Zâmbia – 2º Dia (Senanga – Nangweshi)

 

De nada adiantava acordar de madrugada, pois o barco para Nangweshi demorava a zarpar.

Segundo os últimos DSCF3298rumores, a hora de partida do barco rondava as 16h00. Se tal fosse verdade, traduzir-se-ia em um dia completamente perdido. Poderia esquecer o meu plano de chegar a Sioma durante o dia de hoje.

 

Decidi deslocar-me ao Porto de Senanga com o objectivo de averiguar se havia algum barco que partisse mais cedo. Ao chegar ao Porto encontrei uma barcaça cheia de gente, cujo dono informou-me que partiria dentro de 1h30m, ou seja às 12h00. Voltava a sonhar com a possibilidade chegar a Nangweshi às 14h00 e pedalar os restantes quilómetros de modo a conseguir dormir em Sioma.

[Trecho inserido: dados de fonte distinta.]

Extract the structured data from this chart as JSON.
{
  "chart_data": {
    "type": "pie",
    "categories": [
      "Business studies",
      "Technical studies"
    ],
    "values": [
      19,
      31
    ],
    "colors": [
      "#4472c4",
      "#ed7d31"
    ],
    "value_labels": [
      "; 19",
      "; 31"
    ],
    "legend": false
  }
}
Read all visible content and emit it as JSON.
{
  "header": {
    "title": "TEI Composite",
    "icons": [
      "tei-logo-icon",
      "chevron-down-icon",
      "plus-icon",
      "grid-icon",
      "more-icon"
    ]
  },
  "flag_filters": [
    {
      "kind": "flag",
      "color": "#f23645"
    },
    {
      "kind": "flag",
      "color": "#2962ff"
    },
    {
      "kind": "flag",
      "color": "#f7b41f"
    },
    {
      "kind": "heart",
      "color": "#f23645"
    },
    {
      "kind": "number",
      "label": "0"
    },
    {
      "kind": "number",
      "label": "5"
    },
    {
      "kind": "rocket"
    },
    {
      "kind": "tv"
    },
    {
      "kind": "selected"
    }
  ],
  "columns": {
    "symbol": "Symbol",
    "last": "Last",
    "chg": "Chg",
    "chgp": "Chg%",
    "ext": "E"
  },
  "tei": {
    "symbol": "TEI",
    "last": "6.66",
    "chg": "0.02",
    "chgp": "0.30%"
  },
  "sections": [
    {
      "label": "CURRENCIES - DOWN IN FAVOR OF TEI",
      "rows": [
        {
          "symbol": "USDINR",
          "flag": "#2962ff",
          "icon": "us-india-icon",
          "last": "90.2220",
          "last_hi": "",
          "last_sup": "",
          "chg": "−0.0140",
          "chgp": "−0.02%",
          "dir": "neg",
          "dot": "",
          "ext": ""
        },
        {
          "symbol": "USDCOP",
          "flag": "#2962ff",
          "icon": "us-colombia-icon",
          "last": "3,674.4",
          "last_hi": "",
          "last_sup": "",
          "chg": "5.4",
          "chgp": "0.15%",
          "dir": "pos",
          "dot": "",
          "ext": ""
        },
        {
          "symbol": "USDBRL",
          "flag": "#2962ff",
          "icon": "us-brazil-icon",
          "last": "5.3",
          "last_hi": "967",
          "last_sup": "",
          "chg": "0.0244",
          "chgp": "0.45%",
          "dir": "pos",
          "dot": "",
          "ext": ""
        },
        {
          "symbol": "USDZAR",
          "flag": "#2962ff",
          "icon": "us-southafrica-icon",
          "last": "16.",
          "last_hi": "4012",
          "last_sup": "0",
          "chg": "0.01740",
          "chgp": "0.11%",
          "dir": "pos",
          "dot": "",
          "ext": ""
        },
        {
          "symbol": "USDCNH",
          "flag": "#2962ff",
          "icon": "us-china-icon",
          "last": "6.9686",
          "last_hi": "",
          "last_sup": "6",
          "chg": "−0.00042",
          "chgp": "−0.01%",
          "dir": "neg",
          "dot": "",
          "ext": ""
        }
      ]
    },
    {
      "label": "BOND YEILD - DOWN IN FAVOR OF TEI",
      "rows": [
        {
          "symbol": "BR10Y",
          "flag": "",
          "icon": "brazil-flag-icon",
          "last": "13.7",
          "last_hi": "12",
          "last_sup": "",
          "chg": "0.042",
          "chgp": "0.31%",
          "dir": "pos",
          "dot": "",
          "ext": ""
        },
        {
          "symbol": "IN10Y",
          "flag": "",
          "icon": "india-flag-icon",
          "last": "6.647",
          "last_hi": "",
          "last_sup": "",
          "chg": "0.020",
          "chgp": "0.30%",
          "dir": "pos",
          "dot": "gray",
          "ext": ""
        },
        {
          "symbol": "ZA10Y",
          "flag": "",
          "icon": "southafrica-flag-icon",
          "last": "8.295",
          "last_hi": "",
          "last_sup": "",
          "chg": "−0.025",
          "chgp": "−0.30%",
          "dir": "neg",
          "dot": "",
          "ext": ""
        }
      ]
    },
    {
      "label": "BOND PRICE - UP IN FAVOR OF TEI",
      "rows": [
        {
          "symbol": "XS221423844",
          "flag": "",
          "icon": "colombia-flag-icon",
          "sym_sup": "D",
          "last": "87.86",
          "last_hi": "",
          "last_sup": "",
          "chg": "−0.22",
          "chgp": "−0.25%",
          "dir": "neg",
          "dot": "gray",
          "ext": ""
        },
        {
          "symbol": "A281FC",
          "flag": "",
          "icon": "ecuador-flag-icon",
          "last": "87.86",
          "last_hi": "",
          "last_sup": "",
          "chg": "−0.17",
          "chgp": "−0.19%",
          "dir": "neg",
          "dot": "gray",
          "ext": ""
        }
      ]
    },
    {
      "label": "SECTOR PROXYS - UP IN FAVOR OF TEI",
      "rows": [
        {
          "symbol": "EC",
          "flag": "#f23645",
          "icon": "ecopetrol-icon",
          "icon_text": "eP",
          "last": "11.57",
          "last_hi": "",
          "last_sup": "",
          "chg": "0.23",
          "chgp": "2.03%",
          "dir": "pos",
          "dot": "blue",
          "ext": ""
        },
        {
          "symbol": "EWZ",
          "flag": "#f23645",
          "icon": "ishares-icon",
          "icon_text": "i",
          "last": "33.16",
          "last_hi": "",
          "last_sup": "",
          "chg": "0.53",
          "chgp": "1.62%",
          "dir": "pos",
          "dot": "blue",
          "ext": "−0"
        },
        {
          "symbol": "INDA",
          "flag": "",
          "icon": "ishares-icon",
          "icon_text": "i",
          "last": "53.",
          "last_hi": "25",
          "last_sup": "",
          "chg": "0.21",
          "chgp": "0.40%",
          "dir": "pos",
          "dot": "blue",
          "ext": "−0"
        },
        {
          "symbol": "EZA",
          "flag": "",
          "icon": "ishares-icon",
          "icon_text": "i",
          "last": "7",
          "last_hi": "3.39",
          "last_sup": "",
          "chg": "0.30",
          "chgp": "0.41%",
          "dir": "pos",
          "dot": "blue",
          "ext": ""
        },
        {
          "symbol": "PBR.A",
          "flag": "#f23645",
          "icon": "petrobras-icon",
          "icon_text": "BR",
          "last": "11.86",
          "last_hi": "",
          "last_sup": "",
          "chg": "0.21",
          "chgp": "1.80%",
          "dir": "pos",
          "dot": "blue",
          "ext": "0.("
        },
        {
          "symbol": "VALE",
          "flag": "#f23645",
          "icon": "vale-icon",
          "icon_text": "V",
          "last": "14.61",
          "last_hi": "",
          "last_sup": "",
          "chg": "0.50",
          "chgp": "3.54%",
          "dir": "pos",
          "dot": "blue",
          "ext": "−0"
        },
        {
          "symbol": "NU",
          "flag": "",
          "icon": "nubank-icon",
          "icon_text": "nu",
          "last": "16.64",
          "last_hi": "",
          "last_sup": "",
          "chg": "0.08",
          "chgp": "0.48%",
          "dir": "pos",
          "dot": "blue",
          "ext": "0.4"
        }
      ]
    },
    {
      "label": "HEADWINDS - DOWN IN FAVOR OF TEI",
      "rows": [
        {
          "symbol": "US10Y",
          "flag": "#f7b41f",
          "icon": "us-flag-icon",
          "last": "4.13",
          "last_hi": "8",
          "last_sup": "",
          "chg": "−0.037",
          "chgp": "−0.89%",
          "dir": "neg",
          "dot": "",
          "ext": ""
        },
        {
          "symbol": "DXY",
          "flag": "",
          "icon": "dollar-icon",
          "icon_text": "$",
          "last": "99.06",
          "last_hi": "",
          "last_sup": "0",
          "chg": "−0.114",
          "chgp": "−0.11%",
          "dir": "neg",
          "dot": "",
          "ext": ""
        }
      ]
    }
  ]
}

Fui a correr buscar a bicicleta e o resto da bagagem para que não perdesse este barco. Sabia que, o que estipularia a partida do barco não era o horário, mas sim os 4 ou 5 lugares ainda livres. Se por acaso os espaços vagos ficassem preenchidos enquanto eu estivesse ausente, o barco partiria sem qualquer hesitação.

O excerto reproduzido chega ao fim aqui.